The South American player of the year. Essentially, the voting was battle between Zico and Maradona for some time – this year Maradona (Barcelona, Spain) was voted 3rd, Falcao (Roma, Italy) – 2nd, and Zico number 1.
Introducing Zico would be ridiculous by now, so instead of words a few pictures (not all from 1982) will suffice:
The sacred number 10 not yet given to him – Rivelino had it at the time of the photo.
A failed free kick, but still spectacular.
Celebrating a goal with Socrates – what a pair!
The ‘White Pele’ posing after scoring 500 goals – half of record of the greatest one.
Zico won its 3rd continental award this year, thus emerging ahead of Maradona, who had been number one twice at the moment, and equalizing the record of Elias Figueroa. Two factors played a role: Brazil was very impressive at the World Cup – and Argentina was not – and Flamengo won the Brazilian championship. Meanwhile, Maradona struggled both with the national team of Argentina and with his new club Barcelona.
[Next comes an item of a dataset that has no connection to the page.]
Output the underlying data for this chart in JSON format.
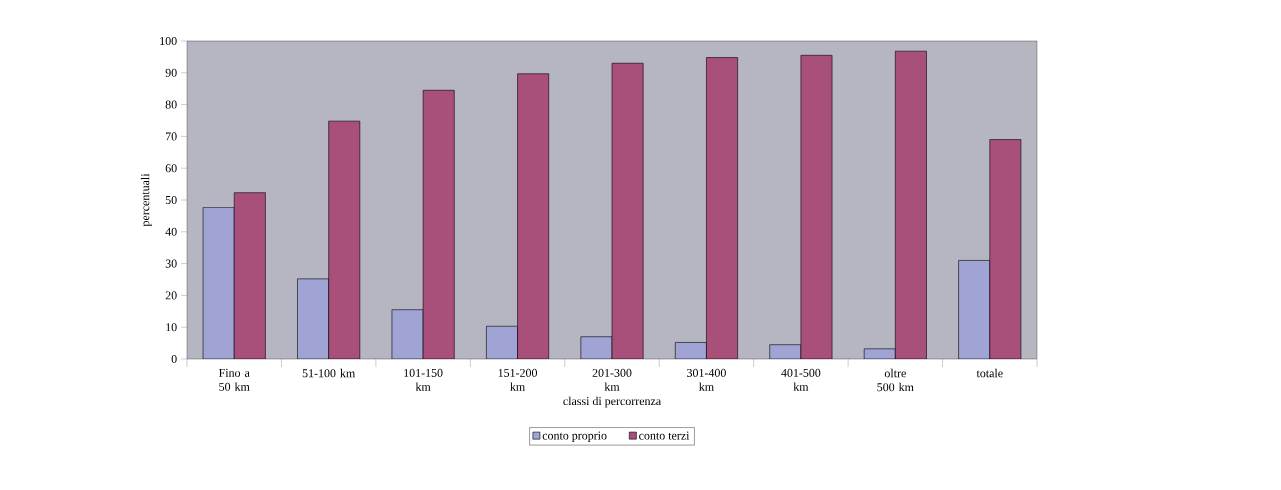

Zico was greater than Maradona, as it appeared, but, unfortunately, he was much older than his rival and given the fact he was present since 1971 in professional football and nicknamed after Pele for years, success came a bit late – the star was aging. This turned out to be his last number one award. As for the award itself, it was still run by its founder – it may be strange, since South America had such famous publications as El Grafico (Argentina) and Placar (Brazil), but the Venezuelan newspaper El Mundo (Caracas) was behind the award and there will be quite a few years before the Uruguayan El Pais (Montevideo) took over. And there was a bit of controversy: today the ranking above is the established truth, but back in real time not so – the Soviet weekly Football-Hockey reported in its first issue for 1983 something different: Zico – 1st with 301 points, Maradona – 2nd with 296, Fernando Morena – 3rd, Socrates – 4th, and Passarella -5th. No Falcao at all. May be another unofficial voting? Who knows.